Investigation of high-temperature transport mechanism and dielectric properties of RE-double-doped perovskite cobaltite using co-precipitation technique

Abstract

In the present work, the co-precipitation method was used to prepare a Bi2Ca1.80Sm0.10La0.10CoO6+δ (BCSLCO). The structure was investigated using X-ray diffraction (XRD) which confirms the monoclinic structure having space group P21/m. The specimen crystallite size, unit cell volume, lattice strain, dislocation density, bulk density, and lattice parameters were determined using XRD data. To determine the crystallite size, the Scherer formula was utilized. FT-IR spectrum in the frequency range 400–1000 cm−1 shows four absorption bands in the fingerprint region.
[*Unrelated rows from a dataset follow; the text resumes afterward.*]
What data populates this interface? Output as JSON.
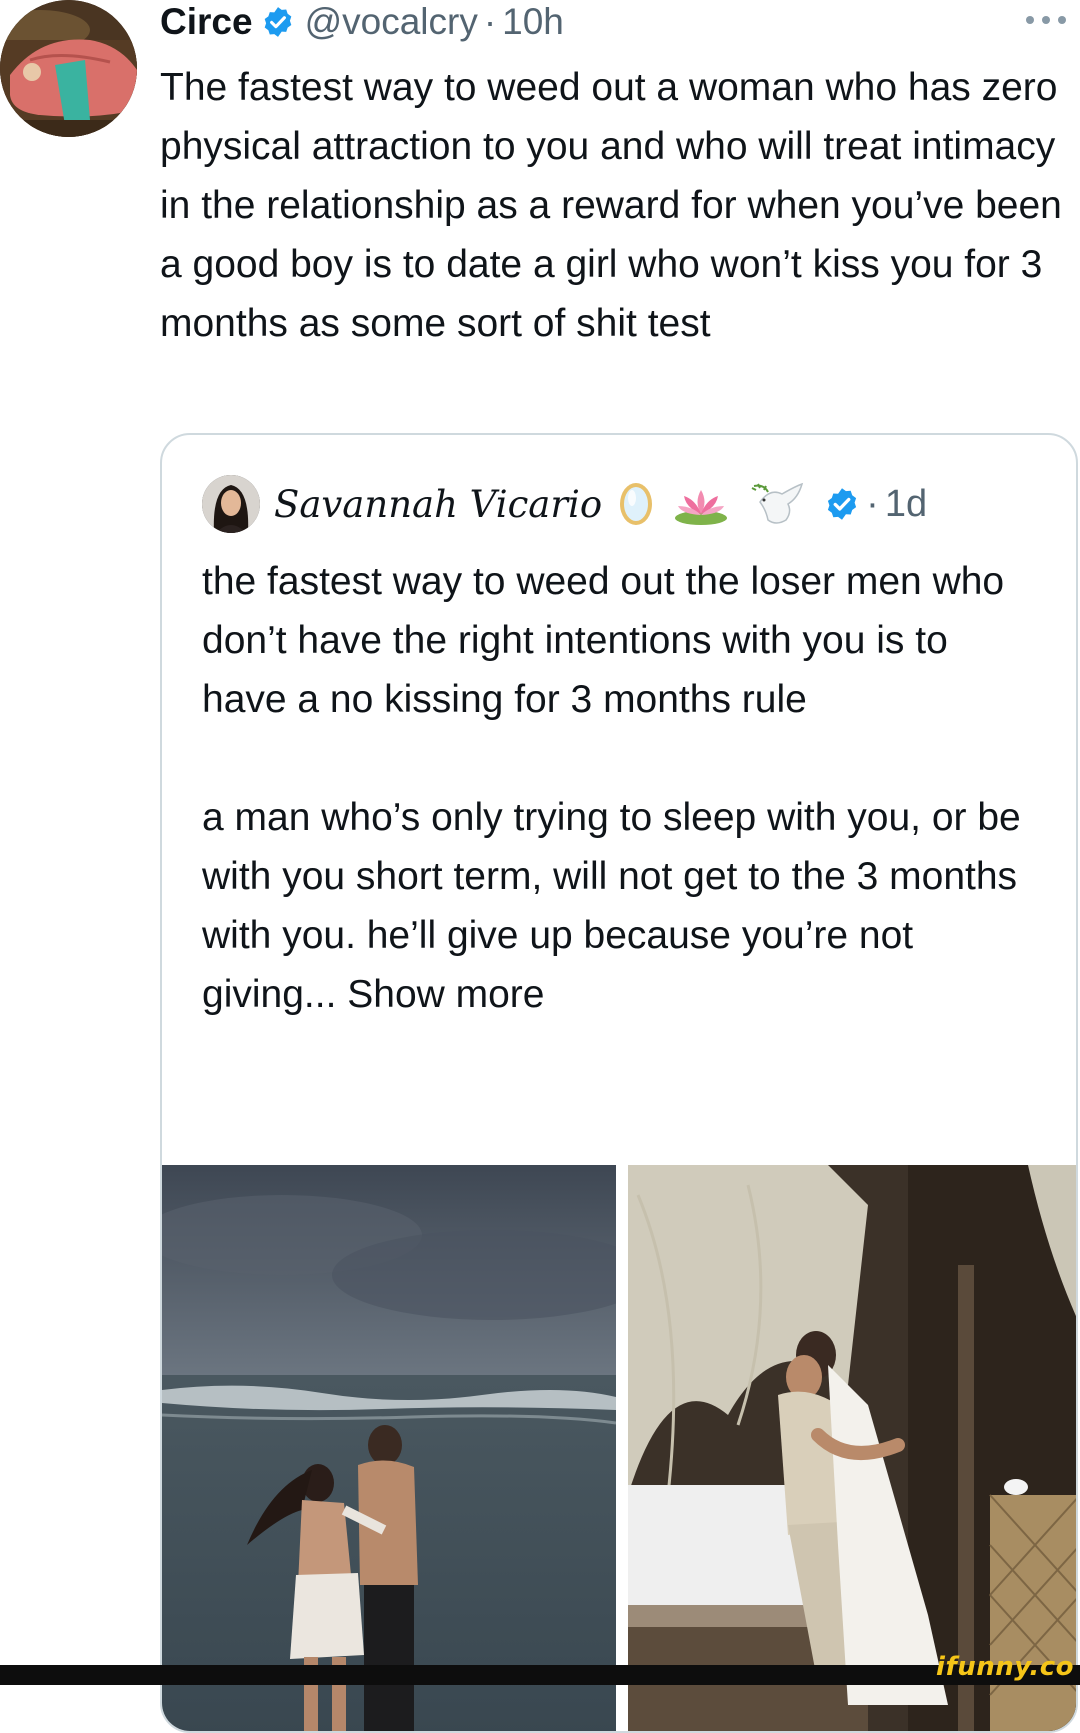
{
  "tweet": {
    "author_name": "Circe",
    "handle": "@vocalcry",
    "separator": "·",
    "time": "10h",
    "text": "The fastest way to weed out a woman who has zero physical attraction to you and who will treat intimacy in the relationship as a reward for when you’ve been a good boy is to date a girl who won’t kiss you for 3 months as some sort of shit test",
    "icons": {
      "verified": "verified-badge-icon",
      "more": "more-options-icon"
    },
    "accent_color": "#1d9bf0"
  },
  "quoted_tweet": {
    "author_name": "Savannah Vicario",
    "emojis": [
      "mirror-emoji",
      "lotus-emoji",
      "dove-emoji"
    ],
    "separator": "·",
    "time": "1d",
    "text": "the fastest way to weed out the loser men who don’t have the right intentions with you is to have a no kissing for 3 months rule\n\na man who’s only trying to sleep with you, or be with you short term, will not get to the 3 months with you. he’ll give up because you’re not giving... Show more",
    "images": [
      "beach-couple-photo",
      "canopy-bed-couple-photo"
    ]
  },
  "watermark": {
    "text": "ifunny.co",
    "color": "#f5c518"
  }
}
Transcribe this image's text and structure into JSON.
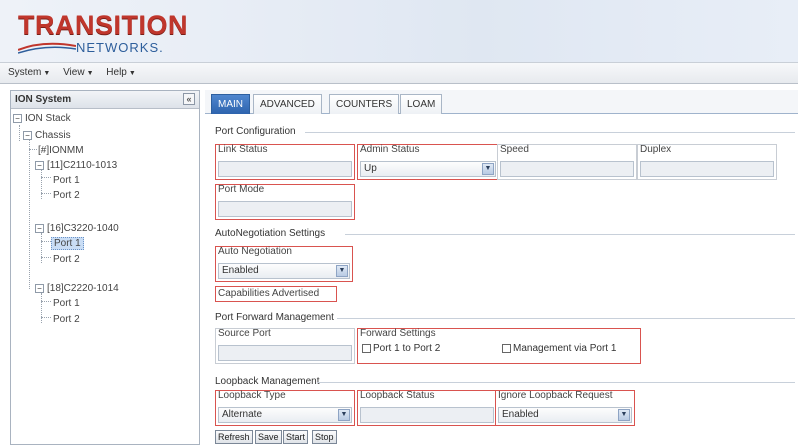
{
  "header": {
    "logo_top": "TRANSITION",
    "logo_bottom": "NETWORKS.",
    "brand_red": "#c0362c",
    "brand_blue": "#2d5e9b"
  },
  "menubar": {
    "items": [
      {
        "label": "System"
      },
      {
        "label": "View"
      },
      {
        "label": "Help"
      }
    ]
  },
  "tree": {
    "title": "ION System",
    "collapse_icon": "collapse-icon",
    "nodes": [
      {
        "label": "ION Stack",
        "toggle": "−"
      },
      {
        "label": "Chassis",
        "toggle": "−"
      },
      {
        "label": "[#]IONMM"
      },
      {
        "label": "[11]C2110-1013",
        "toggle": "−"
      },
      {
        "label": "Port 1"
      },
      {
        "label": "Port 2"
      },
      {
        "label": "[16]C3220-1040",
        "toggle": "−"
      },
      {
        "label": "Port 1",
        "selected": true
      },
      {
        "label": "Port 2"
      },
      {
        "label": "[18]C2220-1014",
        "toggle": "−"
      },
      {
        "label": "Port 1"
      },
      {
        "label": "Port 2"
      }
    ]
  },
  "tabs": [
    {
      "label": "MAIN",
      "active": true
    },
    {
      "label": "ADVANCED"
    },
    {
      "label": "COUNTERS"
    },
    {
      "label": "LOAM"
    }
  ],
  "port_config": {
    "title": "Port Configuration",
    "link_status": {
      "label": "Link Status",
      "value": ""
    },
    "admin_status": {
      "label": "Admin Status",
      "value": "Up"
    },
    "speed": {
      "label": "Speed",
      "value": ""
    },
    "duplex": {
      "label": "Duplex",
      "value": ""
    },
    "port_mode": {
      "label": "Port Mode",
      "value": ""
    }
  },
  "auto_neg": {
    "title": "AutoNegotiation Settings",
    "auto_negotiation": {
      "label": "Auto Negotiation",
      "value": "Enabled"
    },
    "capabilities": {
      "label": "Capabilities Advertised"
    }
  },
  "port_forward": {
    "title": "Port Forward Management",
    "source_port": {
      "label": "Source Port",
      "value": ""
    },
    "forward_settings": {
      "label": "Forward Settings",
      "opt1": "Port 1 to Port 2",
      "opt2": "Management via Port 1"
    }
  },
  "loopback": {
    "title": "Loopback Management",
    "type": {
      "label": "Loopback Type",
      "value": "Alternate"
    },
    "status": {
      "label": "Loopback Status",
      "value": ""
    },
    "ignore_request": {
      "label": "Ignore Loopback Request",
      "value": "Enabled"
    }
  },
  "buttons": {
    "refresh": "Refresh",
    "save": "Save",
    "start": "Start",
    "stop": "Stop"
  }
}
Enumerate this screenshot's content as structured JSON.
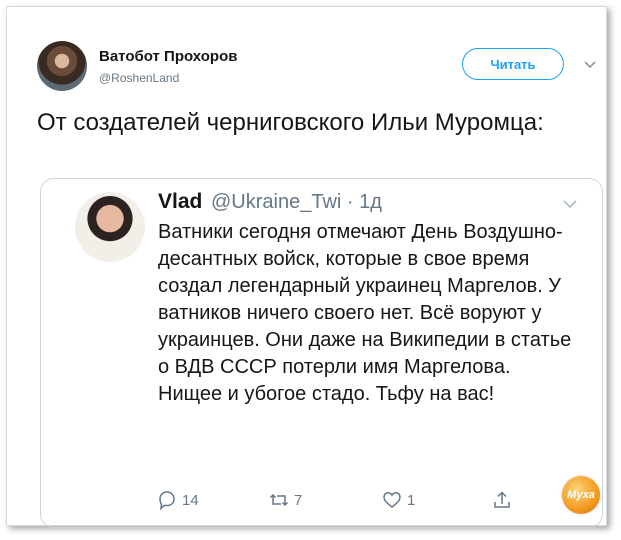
{
  "tweet": {
    "author_name": "Ватобот Прохоров",
    "author_handle": "@RoshenLand",
    "follow_label": "Читать",
    "text": "От создателей черниговского Ильи Муромца:"
  },
  "quoted": {
    "name": "Vlad",
    "handle_time": "@Ukraine_Twi · 1д",
    "text": "Ватники сегодня отмечают День Воздушно-десантных войск, которые в свое время создал легендарный украинец Маргелов. У ватников ничего своего нет. Всё воруют у украинцев. Они даже на Википедии в статье о ВДВ СССР потерли имя Маргелова. Нищее и убогое стадо. Тьфу на вас!",
    "reply_count": "14",
    "retweet_count": "7",
    "like_count": "1"
  },
  "watermark": {
    "text": "Муха"
  },
  "colors": {
    "accent": "#1da1f2",
    "muted": "#657786",
    "text": "#14171a",
    "border": "#ccd6dd"
  },
  "icons": [
    "avatar",
    "chevron-down-icon",
    "reply-icon",
    "retweet-icon",
    "like-icon",
    "share-icon"
  ]
}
The morphology was examined using energy-dispersive X-ray (EDX) and scanning electron microscopy (SEM). To study the thermal stability of the studied sample thermogravimetric analysis (TGA) has been employed. The dielectric constant, AC conductivity, and tangent loss were investigated at various temperatures using a frequency range of 20 Hz to 3 MHz. The high value of dielectric constant is 1.06 × 106 at 500 °C. In the temperature ranges of 100–500 °C, dielectric parameters were used to measure ac electrical conductivity. AC conductivity σac of the synthesized sample is studied at (100–500 °C) using Jonscher's universal power law σac = σdc + Aωn. In this work, the foremost objective is to examine the conduction mechanism of double doped RE in BCCO. Impedance analysis using Nyquist plots reveals that grain contribution increases as temperature rises, whereas grain boundary contribution decreases.